まず5月25日から、2020年のサマーカプセルコレクション“ディオリビエラ(DIORIVIERA)”のリゾート地での販売を始めた。25日からポルトフィーノとカプリ、6月4日からカンヌ、モナコ、サントロペ、マルベーリャ、15日からポルトチェルボにあるブティックで取り扱う。加えて、スイムウエアやパレオ、エスパドリーユ、デッキチェアなどの商品は、ギリシャ有数のリゾート地であるミコノス島のナムモスビレッジに6月12日にオープンするポップアップストアなどでも販売する。
マリア・グラツィア・キウリ(Maria Grazia Chiuli)=アーティスティック・ディレクターが今回のコレクションに取り入れたのは、“空想の旅行”を想起させるデザイン。トロピカル調に仕上げたメゾンのアイコンであるトワルドジュイや爽やかなマリンボーダーに加え、カプセルコレクション“ディオール アラウンド ザ ワールド(DIOR AROUND THE WORLD)”のカモフラージュや、ローマ出身のアーティストのピエトロ・ルッフォ(Pietro Ruffo)が手掛けたモチーフを用いている。
一方中国では、上海の西岸にある龍美術館で展覧会「クリスチャン・ディオール、夢のクチュリエ(Christian Dior: Designer of Dreams)」を7月28日から10月4日まで開催する。

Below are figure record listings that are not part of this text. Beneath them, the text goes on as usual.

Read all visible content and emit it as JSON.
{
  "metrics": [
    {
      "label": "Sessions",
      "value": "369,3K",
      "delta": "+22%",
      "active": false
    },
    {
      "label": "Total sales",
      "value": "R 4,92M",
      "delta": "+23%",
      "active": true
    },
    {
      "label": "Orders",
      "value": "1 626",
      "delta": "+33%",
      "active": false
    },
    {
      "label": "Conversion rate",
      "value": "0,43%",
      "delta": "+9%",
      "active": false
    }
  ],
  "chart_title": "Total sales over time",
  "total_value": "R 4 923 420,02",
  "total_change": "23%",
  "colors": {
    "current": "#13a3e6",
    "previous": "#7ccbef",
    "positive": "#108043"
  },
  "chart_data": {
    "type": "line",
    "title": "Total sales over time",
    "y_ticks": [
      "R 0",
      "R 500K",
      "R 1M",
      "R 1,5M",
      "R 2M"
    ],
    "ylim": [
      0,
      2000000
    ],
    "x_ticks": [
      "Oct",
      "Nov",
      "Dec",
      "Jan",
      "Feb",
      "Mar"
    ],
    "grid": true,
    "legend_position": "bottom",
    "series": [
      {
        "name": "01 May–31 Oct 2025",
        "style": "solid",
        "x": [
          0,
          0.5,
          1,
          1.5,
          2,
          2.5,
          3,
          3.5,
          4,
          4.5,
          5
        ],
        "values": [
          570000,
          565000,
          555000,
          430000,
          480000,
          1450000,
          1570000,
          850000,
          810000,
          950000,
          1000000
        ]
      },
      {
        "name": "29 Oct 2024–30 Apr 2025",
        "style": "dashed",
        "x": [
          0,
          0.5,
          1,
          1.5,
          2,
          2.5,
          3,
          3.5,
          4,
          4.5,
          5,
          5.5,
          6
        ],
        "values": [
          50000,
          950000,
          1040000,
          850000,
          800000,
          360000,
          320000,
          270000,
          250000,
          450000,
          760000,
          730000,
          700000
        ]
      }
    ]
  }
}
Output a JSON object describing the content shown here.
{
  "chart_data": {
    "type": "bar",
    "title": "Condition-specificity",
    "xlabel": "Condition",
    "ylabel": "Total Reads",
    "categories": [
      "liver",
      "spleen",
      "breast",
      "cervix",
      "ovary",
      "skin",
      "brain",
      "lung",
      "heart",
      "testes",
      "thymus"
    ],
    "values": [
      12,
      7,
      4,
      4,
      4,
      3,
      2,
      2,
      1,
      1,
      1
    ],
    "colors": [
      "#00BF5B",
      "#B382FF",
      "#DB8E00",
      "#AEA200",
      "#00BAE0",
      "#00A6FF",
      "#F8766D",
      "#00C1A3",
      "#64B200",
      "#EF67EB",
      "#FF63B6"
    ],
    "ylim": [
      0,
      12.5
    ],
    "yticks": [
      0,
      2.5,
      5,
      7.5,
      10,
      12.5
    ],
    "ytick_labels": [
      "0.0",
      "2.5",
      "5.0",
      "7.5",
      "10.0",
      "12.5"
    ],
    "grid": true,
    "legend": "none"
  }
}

オリオール・カレン(Oriole Cullen)がキュレーターを務め、250を超えるオートクチュールドレスやルネ・グリュオー(René Gruau)とクリスティアン・ベラール(Christian Bérard)によるイラストを展示するほか、「ディオール」と中国の歴史的つながりを表す有名中国人アーティストの作品も並べる。

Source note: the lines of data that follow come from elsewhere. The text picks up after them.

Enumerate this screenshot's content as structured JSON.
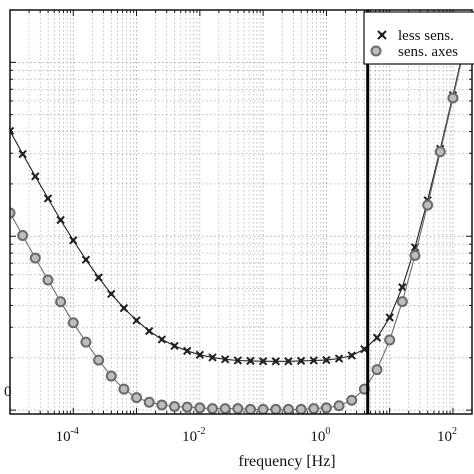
{
  "chart_data": {
    "type": "line",
    "xlabel": "frequency [Hz]",
    "ylabel": "",
    "xscale": "log",
    "yscale": "log",
    "xlim": [
      1e-05,
      200
    ],
    "ylim": [
      0.95,
      200
    ],
    "grid": true,
    "legend_position": "top-right",
    "x_tick_labels": [
      {
        "base": "10",
        "exp": "-4",
        "value": 0.0001
      },
      {
        "base": "10",
        "exp": "-2",
        "value": 0.01
      },
      {
        "base": "10",
        "exp": "0",
        "value": 1
      },
      {
        "base": "10",
        "exp": "2",
        "value": 100
      }
    ],
    "y_tick_label_partial": "0",
    "vertical_marker_x": 4.5,
    "series": [
      {
        "name": "less sens.",
        "marker": "x",
        "color": "#222222",
        "x": [
          1e-05,
          1.585e-05,
          2.512e-05,
          3.981e-05,
          6.31e-05,
          0.0001,
          0.0001585,
          0.0002512,
          0.0003981,
          0.000631,
          0.001,
          0.001585,
          0.002512,
          0.003981,
          0.00631,
          0.01,
          0.01585,
          0.02512,
          0.03981,
          0.0631,
          0.1,
          0.1585,
          0.2512,
          0.3981,
          0.631,
          1,
          1.585,
          2.512,
          3.981,
          6.31,
          10,
          15.85,
          25.12,
          39.81,
          63.1,
          100,
          158.5
        ],
        "y": [
          40.3,
          29.7,
          22.1,
          16.5,
          12.4,
          9.47,
          7.33,
          5.79,
          4.66,
          3.86,
          3.28,
          2.85,
          2.55,
          2.34,
          2.19,
          2.08,
          2.01,
          1.96,
          1.93,
          1.92,
          1.91,
          1.91,
          1.91,
          1.92,
          1.93,
          1.94,
          1.98,
          2.06,
          2.24,
          2.61,
          3.41,
          5.09,
          8.64,
          16.1,
          31.8,
          64.6,
          134
        ]
      },
      {
        "name": "sens. axes",
        "marker": "o",
        "color": "#7a7a7a",
        "x": [
          1e-05,
          1.585e-05,
          2.512e-05,
          3.981e-05,
          6.31e-05,
          0.0001,
          0.0001585,
          0.0002512,
          0.0003981,
          0.000631,
          0.001,
          0.001585,
          0.002512,
          0.003981,
          0.00631,
          0.01,
          0.01585,
          0.02512,
          0.03981,
          0.0631,
          0.1,
          0.1585,
          0.2512,
          0.3981,
          0.631,
          1,
          1.585,
          2.512,
          3.981,
          6.31,
          10,
          15.85,
          25.12,
          39.81,
          63.1,
          100,
          158.5
        ],
        "y": [
          13.6,
          10.1,
          7.49,
          5.6,
          4.2,
          3.18,
          2.46,
          1.94,
          1.57,
          1.32,
          1.18,
          1.11,
          1.07,
          1.05,
          1.04,
          1.03,
          1.02,
          1.02,
          1.02,
          1.01,
          1.01,
          1.01,
          1.01,
          1.01,
          1.02,
          1.03,
          1.06,
          1.14,
          1.32,
          1.71,
          2.53,
          4.21,
          7.76,
          15.1,
          30.6,
          62.4,
          129
        ]
      }
    ]
  }
}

展覧会のベースとなるのは17〜18年にパリ装飾美術館(Musee des Arts Decoratifs)で開催された同名の回顧展で、「同美術館やロンドンのヴィクトリア&アルバート博物館(Victoria and Albert Museum)で来場者を魅了したこのユニークな回顧展は、数々の素晴らしい作品に焦点を当てた新鮮な空間演出とともに中国での新たなストーリーを描く」と同ブランド。7月24日にはオープニングイベントを開催する予定だが、新型コロナによる渡航制限を受け、ピエトロ・ベッカーリ(Pietro Beccari)最高経営責任者(CEO)やキウリ=アーティスティック・ディレクターが出席するかどうかは未定だ。